By the same token, some people and events immediately ingrain themselves in the national psyche. Over the years, through a grand array of oral, textual, and visual reinforcement, their images can become progressively more distorted and eventually approach the realm of the mythological. Competent portrayal of history in text, film, television, museum exhibit, or other guise, can serve to amend these myths and debunk similarly existing stereotypes. This was a motivation of Ken Burns’ in producing his Civil War series and by most measures, he succeeded.8 Unlike academic pursuits, his primary goal was not to create new scholarship but to present that which already existed. Despite this, The Civil War was one of the first of its kind to spur both academic praise and criticism in professional journals  --  a healthy development for the genre.

The merger of history, education, and entertainment is not without difficulties and finding a good balance for each can be delicate, but the opportunities it presents far outweigh the limitations. Such collaborations as that between the CBC/SRC and the NA on "Canada: A People’s History", also stimulate the staff on both sides and leads to a greater respective understanding of the others’ role in serving the public. Connecting Canadians through our shared past, the series should spark an exciting dialogue and prompt viewers to continue on their own voyage of exploration and discovery at our nations’s heritage institutions.

Notes

1. Robert Fulford, "Is it Possible to be too Patriotic about Canadian History?" The Globe and Mail, May 22, 1999, p. D9.
2. Daniel Walkowitz, "The Craft of the Historian/Filmmaker," The Public Historian, vol. 7, no. 1, Winter 1985, p. 53.
3. For example, Canada’s Visual History series, National Museum of Man, co-published by the National Film Board, 1974-1981.

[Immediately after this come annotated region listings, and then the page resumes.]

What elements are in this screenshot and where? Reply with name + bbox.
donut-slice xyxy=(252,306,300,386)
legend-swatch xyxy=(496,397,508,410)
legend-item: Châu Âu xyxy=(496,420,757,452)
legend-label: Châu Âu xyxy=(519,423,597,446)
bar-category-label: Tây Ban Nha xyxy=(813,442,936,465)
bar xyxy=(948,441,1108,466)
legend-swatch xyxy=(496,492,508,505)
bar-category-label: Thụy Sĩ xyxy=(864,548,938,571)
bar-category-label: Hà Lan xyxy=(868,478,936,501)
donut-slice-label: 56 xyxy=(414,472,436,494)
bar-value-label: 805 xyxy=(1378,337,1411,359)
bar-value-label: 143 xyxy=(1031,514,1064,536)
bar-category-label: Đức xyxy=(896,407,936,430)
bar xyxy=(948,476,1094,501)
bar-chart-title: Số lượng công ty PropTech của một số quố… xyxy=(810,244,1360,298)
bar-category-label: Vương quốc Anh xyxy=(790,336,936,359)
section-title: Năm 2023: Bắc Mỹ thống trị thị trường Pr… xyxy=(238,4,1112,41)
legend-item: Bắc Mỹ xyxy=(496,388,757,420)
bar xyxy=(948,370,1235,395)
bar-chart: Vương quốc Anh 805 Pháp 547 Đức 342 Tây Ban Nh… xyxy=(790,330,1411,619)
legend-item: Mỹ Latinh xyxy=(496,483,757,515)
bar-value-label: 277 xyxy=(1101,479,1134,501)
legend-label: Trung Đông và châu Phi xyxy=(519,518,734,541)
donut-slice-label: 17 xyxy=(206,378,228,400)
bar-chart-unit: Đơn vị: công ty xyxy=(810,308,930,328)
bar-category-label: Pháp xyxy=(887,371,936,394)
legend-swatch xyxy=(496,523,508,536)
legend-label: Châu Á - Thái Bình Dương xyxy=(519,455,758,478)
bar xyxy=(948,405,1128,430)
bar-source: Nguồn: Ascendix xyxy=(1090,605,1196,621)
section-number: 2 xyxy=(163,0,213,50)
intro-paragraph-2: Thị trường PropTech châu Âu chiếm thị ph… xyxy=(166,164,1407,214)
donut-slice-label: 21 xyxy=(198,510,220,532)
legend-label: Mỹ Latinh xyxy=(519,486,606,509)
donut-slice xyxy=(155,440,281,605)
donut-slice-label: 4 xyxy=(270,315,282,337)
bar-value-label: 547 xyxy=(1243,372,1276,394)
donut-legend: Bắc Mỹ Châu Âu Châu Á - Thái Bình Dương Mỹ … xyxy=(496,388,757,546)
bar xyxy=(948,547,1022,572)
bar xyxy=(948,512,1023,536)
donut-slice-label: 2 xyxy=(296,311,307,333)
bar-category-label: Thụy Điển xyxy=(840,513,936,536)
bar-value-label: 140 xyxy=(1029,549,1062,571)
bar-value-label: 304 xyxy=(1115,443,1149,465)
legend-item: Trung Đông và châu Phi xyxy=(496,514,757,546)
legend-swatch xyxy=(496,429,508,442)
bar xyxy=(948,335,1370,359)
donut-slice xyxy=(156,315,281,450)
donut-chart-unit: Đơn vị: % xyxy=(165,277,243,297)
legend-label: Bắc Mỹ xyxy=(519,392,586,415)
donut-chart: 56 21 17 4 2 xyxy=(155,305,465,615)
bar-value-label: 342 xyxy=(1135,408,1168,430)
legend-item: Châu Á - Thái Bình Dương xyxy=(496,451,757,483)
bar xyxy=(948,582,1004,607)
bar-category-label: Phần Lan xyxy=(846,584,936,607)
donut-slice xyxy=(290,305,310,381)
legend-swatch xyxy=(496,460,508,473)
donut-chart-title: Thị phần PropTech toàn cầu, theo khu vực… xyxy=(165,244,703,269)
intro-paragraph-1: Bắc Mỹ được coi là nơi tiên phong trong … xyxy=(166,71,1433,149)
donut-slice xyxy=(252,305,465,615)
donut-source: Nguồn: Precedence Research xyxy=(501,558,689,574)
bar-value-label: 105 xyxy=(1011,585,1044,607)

Walkowitz, "The Craft of the Historian/Filmmaker," p. 53-64.

For discussion on the pioneer stages of this field see John. E. O’Connor, "Historians and Film: Some Problems and Prospects," The History Teacher, vol. VI, no. 1, August 1973, p. 543-552.

4. Joan M. Schwartz, "William Notman’s Hunting Photographs, 1866," The Archivist, no. 117, 1998, p. 20-29.
5. Edward S. Curtis, The North American Indian: Being a Series of Volumes Picturing and Describing the Indians of the United States, and Alaska. Seattle, Wash.: E.E. Curtis, 1907-1930 (for Canadian-based photographs see vols. IX, X, XI).

Also, Daniel Francis, Copying People, 1860-1940: Photographing British Columbia’s First Nations. Saskatoon and Calgary: Fifth House, 1996, p. 2-4.

6. Frederick Hatheway Peters Collection, National Archives accession number 1958-179, isn 3029.
7. David Mould and Charles Berg, "Fact and Fantasy in the Films of World War I," Film and History, vol. 14, no. 3, 1984, p. 50-59.
8. Gary Edgerton, "Ken Burns’ Rebirth of a Nation: Television, Narrative, and Popular History," Film and History, vol. XXII, no. 4, December 1992, p. 119.